UK house price “growth slipped a little” in September, says Knight Frank, down from an average annual inflation rate of +5.6% in August to +5.3% last month… But the scene is becoming ever-more localised, with pockets of out- and under-performance making overall averages not entirely representative of on-the-ground activity.
Cities and their surroundings – including most London boroughs outside of PCL – are putting in above-average growth, while some areas – notably Scotland and the capital’s Zone One – are stumbling.
Property prices in Prime Central London dipped for the fourth month in a row, by 0.4%, in September, taking the annual growth rate to -2.1%. But even here there are dramatic differences between local markets: Chelsea, at the bottom extreme, has seen house prices tumble by 9.8% in the last 12 months, while values in the City & Fringe area have risen by 4.8%. Step further out from the centre, out east to the London Borough of Newham, and ONS data records epic annual price inflation of 23%.
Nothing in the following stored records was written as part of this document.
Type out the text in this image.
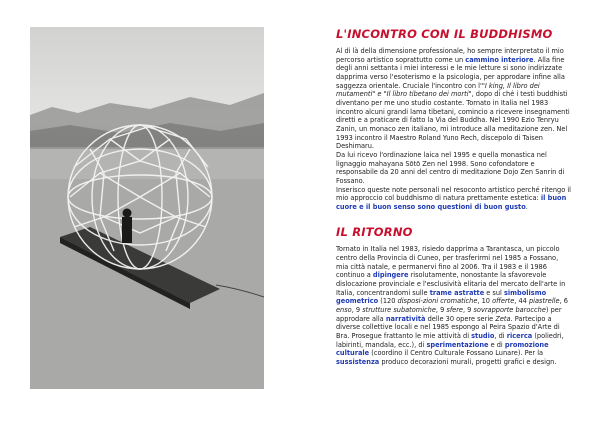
L'INCONTRO CON IL BUDDHISMO

Al di là della dimensione professionale, ho sempre interpretato il mio percorso artistico soprattutto come un cammino interiore. Alla fine degli anni settanta i miei interessi e le mie letture si sono indirizzate dapprima verso l'esoterismo e la psicologia, per approdare infine alla saggezza orientale. Cruciale l'incontro con l'"I king, Il libro dei mutamenti" e "Il libro tibetano dei morti", dopo di ché i testi buddhisti diventano per me uno studio costante. Tornato in Italia nel 1983 incontro alcuni grandi lama tibetani, comincio a ricevere insegnamenti diretti e a praticare di fatto la Via del Buddha. Nel 1990 Ezio Tenryu Zanin, un monaco zen italiano, mi introduce alla meditazione zen. Nel 1993 incontro il Maestro Roland Yuno Rech, discepolo di Taisen Deshimaru.

Da lui ricevo l'ordinazione laica nel 1995 e quella monastica nel lignaggio mahayana Sōtō Zen nel 1998. Sono cofondatore e responsabile da 20 anni del centro di meditazione Dojo Zen Sanrin di Fossano.

Inserisco queste note personali nel resoconto artistico perché ritengo il mio approccio col buddhismo di natura prettamente estetica: il buon cuore e il buon senso sono questioni di buon gusto.

IL RITORNO

Tornato in Italia nel 1983, risiedo dapprima a Tarantasca, un piccolo centro della Provincia di Cuneo, per trasferirmi nel 1985 a Fossano, mia città natale, e permanervi fino al 2006. Tra il 1983 e il 1986 continuo a dipingere risolutamente, nonostante la sfavorevole dislocazione provinciale e l'esclusività elitaria del mercato dell'arte in Italia, concentrandomi sulle trame astratte e sul simbolismo geometrico (120 disposi-zioni cromatiche, 10 offerte, 44 piastrelle, 6 enso, 9 strutture subatomiche, 9 sfere, 9 sovrapporte barocche) per approdare alla narratività delle 30 opere serie Zeta. Partecipo a diverse collettive locali e nel 1985 espongo al Peira Spazio d'Arte di Bra. Prosegue frattanto le mie attività di studio, di ricerca (poliedri, labirinti, mandala, ecc.), di sperimentazione e di promozione culturale (coordino il Centro Culturale Fossano Lunare). Per la sussistenza produco decorazioni murali, progetti grafici e design.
The prime country house market looks to still be slowing up, with annual growth trundling to near-static +0.5% in September; that’s quite the chunk off 2014’s +5.2% high-point. Stamp duty is still the principal culprit behind dawdling high-value markets, with price inflation easing as higher transaction costs are factored into valuations and offers.
Affluent towns and cities continue to out-perform more rural properties, although the gap seems to be closing.
Despite all the uncertainty around Brexit, Knight Frank’s “sentiment index” tells us that householders are feeling a bit better than they were in the immediate aftermath of the EU referendum. “As the plan for leaving becomes clearer and starts to be put into force, there may be further periods of uncertainty in the wider economy,” says KF’s Gráinne Gilmore, “but the housing market has so far adapted to this major shift in direction for the country.”